Sunday, June 5, 2011

Day 295 - Am I a Wallower or Do I Express a Zest for Life?


There was a war of words on a fibro site that I frequent that had to do with the difference between being whiny and wallowing in self pity and the supposed opposite, being positive and having a "zest " for life. There was a lot of anger in the comments responding to the idea that people who share how horrible they are feeling, or how terrible they are doing, are "wallowers" and the ones who are positive have a zest for living and don't let things get them down. I fall somewhere in the middle on the issue. I think positive people can sometimes wallow and wallowers can sometimes take a rough situation and make the most of it and become more empowered along the way. Slinging arrows of criticism for the weakness of the wallowers and high praise for people who are positive only serves to divide us, when what we need to do is be there for each other. It is not my place to judge another person's coping skills, but I can be self-protective around individuals feeling less positive so I am not dragged down with them. I can maintain my equilibrium and still be supportive and respectful of another person's difficulty coping.

What makes a person positive? The way I see it - a positive person accepts what is happening in their life - good or bad - and makes the most of it. A positive person can have bad days, bad experiences, and on occasion, makes bad decisions. The difference between a positive person and a wallower is that a person who is wallowing in self-pity or negativity is stuck. Their pain, discouragement and feelings of powerlessness make them feel as if there is no way to move forward and consequently they begin to focus on what is wrong, rather than on the possibilities for how they might make things right. It is absolutely ridiculous to ask people not to express their pain and frustration when they are in a complex and difficult situation. Talking things through is a time honored way of healing emotional pain. It is silly to suggest that we pretend that a bad situation is a good one - that's simply being a Pollyanna - someone who is expressing unrealistic optimism. The key to managing challenging situations is to keep a healthy balance between feelings and action so that negative emotions don't become the overriding theme of life. As in, some people are only happy when they're not.
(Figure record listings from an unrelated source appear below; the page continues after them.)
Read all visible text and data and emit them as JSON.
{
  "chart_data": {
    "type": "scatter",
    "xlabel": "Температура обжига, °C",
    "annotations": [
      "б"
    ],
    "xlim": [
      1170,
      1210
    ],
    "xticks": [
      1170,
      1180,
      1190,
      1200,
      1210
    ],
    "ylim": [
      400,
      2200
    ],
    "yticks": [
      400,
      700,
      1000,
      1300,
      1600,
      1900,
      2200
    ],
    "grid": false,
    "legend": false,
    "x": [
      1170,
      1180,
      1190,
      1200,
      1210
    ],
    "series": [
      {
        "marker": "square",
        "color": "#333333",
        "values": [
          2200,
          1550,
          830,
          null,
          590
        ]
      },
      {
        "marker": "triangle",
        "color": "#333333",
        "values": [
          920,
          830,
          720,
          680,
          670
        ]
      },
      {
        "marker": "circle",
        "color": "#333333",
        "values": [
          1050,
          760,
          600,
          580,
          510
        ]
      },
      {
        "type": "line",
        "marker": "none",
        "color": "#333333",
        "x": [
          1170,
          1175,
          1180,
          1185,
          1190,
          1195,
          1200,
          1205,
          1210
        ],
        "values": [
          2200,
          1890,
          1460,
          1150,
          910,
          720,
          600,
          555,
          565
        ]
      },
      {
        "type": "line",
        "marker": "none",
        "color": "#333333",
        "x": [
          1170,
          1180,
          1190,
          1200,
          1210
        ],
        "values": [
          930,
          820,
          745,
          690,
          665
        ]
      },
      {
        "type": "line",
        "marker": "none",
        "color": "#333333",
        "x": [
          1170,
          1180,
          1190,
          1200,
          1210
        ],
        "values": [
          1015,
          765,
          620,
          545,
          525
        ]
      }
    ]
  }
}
So how do we support the people around us who are stuck and what do we need when we feel ourselves drifting away from being positive and into that feeling of discouragement and being stuck. We can be good listeners and we can be careful not to overload others with our pain. Friends and loved ones want to be helpful and supportive, but we have to be cautious about how much we dump on those in our support network in an effort to relieve our suffering. When I can empathize with someone who is suffering, there is healing that begins to happen for both the giver and the receiver of that kind of caring support. When we are stuck, we need to find ways to re-frame our experience so that we focus on managing just a bit at a time instead of focusing on the enormity of our situation. There is a delicate balance to be struck in communicating our fears and pains as well as being on the receiving end of that kind of expression. We are up and we are down and all of us need a safe place to land. There are times I have been that safe place for someone who was struggling. On the other hand, I am very grateful to have been the one receiving the gift of caring, empathy and compassion.